Heydar Teymouri, Majid Yarahmadi, and Saeed Soltanpour followed suit after nine of their above comrades initiated the strike.

The first nine to go on hunger strike had previously written an open letter to make three demands of authorities: that their leader Noor Ali Tabandeh be released from house arrest in Tehran; that Dervish women be released from Gharchak Prison; and that separated Dervish prisoners be freed from solitary confinement and reunified into the same ward.

Below is the full text of the letter, translated into English by HRANA:

A leader who cares for his country will not wish to see pain afflicting his people
A country of callous leaders will never see peace and calm

For the past six months, we Dervishes have chosen the path of patience, hoping that those who oppose us will come to their senses and end the harassment and persecution of this country’s citizens, be they first-class citizens or second-class citizens like us. Instead, all we have witnessed is a rise in senselessness, a fall from judiciousness, in those who are supposed to be addressing our concerns.

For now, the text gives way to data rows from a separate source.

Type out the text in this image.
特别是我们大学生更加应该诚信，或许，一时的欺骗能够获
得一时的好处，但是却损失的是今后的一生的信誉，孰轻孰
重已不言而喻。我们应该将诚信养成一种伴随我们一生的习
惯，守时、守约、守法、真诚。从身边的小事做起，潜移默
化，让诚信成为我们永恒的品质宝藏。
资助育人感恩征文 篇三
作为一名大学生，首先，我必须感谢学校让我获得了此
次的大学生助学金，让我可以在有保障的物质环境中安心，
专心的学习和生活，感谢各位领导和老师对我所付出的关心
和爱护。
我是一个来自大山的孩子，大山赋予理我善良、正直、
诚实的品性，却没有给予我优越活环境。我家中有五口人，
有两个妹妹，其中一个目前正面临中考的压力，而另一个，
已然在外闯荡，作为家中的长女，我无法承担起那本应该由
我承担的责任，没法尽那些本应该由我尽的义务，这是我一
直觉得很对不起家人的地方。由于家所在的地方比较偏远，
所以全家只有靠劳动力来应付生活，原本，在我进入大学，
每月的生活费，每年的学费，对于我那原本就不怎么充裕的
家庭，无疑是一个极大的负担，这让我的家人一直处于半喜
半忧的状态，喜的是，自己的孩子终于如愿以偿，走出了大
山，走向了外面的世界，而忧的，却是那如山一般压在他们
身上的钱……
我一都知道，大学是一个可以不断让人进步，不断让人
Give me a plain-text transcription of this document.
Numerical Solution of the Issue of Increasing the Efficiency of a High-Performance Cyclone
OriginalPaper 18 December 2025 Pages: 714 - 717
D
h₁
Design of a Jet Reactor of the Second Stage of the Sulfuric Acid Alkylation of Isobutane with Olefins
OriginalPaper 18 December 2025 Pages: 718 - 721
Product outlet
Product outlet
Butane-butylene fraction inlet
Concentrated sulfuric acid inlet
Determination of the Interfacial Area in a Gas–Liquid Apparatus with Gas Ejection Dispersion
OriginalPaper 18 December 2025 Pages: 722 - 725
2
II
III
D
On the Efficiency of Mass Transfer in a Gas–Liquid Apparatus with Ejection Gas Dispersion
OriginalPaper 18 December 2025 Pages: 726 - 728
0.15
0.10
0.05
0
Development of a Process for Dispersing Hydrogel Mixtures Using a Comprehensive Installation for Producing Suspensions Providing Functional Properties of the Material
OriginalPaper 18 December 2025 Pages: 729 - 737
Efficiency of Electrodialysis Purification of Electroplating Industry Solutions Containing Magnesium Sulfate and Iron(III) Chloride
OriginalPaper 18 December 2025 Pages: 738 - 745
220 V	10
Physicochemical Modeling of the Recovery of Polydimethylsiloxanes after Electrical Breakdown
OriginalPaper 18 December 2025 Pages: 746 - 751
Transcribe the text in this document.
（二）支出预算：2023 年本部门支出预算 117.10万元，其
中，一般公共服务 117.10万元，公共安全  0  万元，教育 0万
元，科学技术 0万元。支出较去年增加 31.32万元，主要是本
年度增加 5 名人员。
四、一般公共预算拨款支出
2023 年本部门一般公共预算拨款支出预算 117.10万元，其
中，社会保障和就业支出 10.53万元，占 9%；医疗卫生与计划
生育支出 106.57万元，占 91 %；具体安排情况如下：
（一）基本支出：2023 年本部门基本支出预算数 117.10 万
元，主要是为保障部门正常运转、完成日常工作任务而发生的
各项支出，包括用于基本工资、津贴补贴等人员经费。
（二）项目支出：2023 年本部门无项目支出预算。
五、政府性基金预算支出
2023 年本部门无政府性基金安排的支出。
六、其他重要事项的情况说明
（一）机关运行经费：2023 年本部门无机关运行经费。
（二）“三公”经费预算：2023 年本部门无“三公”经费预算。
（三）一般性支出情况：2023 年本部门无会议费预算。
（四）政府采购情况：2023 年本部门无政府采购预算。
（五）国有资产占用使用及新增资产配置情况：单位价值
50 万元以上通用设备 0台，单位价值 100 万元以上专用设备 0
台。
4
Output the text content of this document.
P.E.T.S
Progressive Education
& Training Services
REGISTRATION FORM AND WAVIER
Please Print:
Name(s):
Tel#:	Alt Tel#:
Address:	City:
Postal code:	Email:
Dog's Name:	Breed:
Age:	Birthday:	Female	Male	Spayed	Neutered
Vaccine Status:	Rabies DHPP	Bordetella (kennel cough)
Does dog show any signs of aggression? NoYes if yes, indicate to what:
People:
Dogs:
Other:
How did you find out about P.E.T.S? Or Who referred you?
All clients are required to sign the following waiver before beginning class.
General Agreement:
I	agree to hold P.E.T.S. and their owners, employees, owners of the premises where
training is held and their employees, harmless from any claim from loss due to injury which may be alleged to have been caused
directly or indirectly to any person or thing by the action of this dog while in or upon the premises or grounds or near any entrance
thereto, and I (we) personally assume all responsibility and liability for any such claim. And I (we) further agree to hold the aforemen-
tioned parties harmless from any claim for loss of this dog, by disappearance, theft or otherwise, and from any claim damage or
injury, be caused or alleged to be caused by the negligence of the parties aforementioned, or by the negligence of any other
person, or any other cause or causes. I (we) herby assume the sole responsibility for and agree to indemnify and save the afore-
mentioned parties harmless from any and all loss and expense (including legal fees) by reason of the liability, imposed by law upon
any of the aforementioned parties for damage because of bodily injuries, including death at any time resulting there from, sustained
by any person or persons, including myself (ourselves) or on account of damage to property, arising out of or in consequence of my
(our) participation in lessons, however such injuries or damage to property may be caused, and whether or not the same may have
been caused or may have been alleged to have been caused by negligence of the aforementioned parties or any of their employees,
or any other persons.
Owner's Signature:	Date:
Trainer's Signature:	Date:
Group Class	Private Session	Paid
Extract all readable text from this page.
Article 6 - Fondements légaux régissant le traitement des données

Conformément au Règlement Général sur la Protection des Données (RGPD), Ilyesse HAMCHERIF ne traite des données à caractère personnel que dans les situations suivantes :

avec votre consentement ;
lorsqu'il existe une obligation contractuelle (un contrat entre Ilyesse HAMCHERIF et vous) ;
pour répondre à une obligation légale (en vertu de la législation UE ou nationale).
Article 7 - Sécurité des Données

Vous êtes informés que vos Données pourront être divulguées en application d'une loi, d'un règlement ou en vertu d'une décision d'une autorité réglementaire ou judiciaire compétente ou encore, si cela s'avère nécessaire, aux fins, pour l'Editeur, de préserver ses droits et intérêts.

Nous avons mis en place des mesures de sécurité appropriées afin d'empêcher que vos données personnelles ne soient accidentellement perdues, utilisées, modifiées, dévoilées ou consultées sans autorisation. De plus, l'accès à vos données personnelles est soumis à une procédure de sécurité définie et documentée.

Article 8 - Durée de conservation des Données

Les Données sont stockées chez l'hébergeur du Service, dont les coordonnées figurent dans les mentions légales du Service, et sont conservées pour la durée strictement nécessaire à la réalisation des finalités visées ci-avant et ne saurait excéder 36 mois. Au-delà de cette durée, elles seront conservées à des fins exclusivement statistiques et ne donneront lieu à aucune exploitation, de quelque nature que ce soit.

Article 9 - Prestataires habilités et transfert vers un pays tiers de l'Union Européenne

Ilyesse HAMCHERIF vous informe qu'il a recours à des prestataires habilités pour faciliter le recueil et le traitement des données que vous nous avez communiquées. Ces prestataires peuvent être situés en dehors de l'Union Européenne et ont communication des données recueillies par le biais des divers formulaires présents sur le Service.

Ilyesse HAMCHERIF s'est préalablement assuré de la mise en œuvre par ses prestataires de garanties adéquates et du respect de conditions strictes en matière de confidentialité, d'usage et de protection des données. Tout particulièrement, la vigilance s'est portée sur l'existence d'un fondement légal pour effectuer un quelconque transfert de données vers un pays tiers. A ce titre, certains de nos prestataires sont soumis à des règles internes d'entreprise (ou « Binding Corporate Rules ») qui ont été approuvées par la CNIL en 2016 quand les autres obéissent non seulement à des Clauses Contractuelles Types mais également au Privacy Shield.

For the past six months, officials and their collaborators have kept our revered master and spiritual leader, Dr Noor Ali Tabandeh, under house arrest. They have thus deprived followers of benefiting from his teachings. Our respected Dervish sisters, who have been imprisoned since February and were wounded there in June, their bodies bloodied, have been taken without trial to Gharchak Prison. In the unsanitary and disease-ridden environment of Gharchak, they are denied access to proper medical care and have been savagely attacked and beaten. Without access to a lawyer, due process, or a fair trial, they have been sentenced to years in prison and deprived of their civil rights.

When, alongside our imprisoned brothers, we staged a sit-in to protest the unfair house arrest of our leader and the ordeal of our sisters, instead of hearing our voices and heeding our demands, guards subjected us to batons, electrical shock, and tear gas.

They separated us and demonstrated that even inside the walls of the prison, they pursue the dirty politics of sowing division among Gonabadi Sufis, a group that symbolizes unity and solidarity.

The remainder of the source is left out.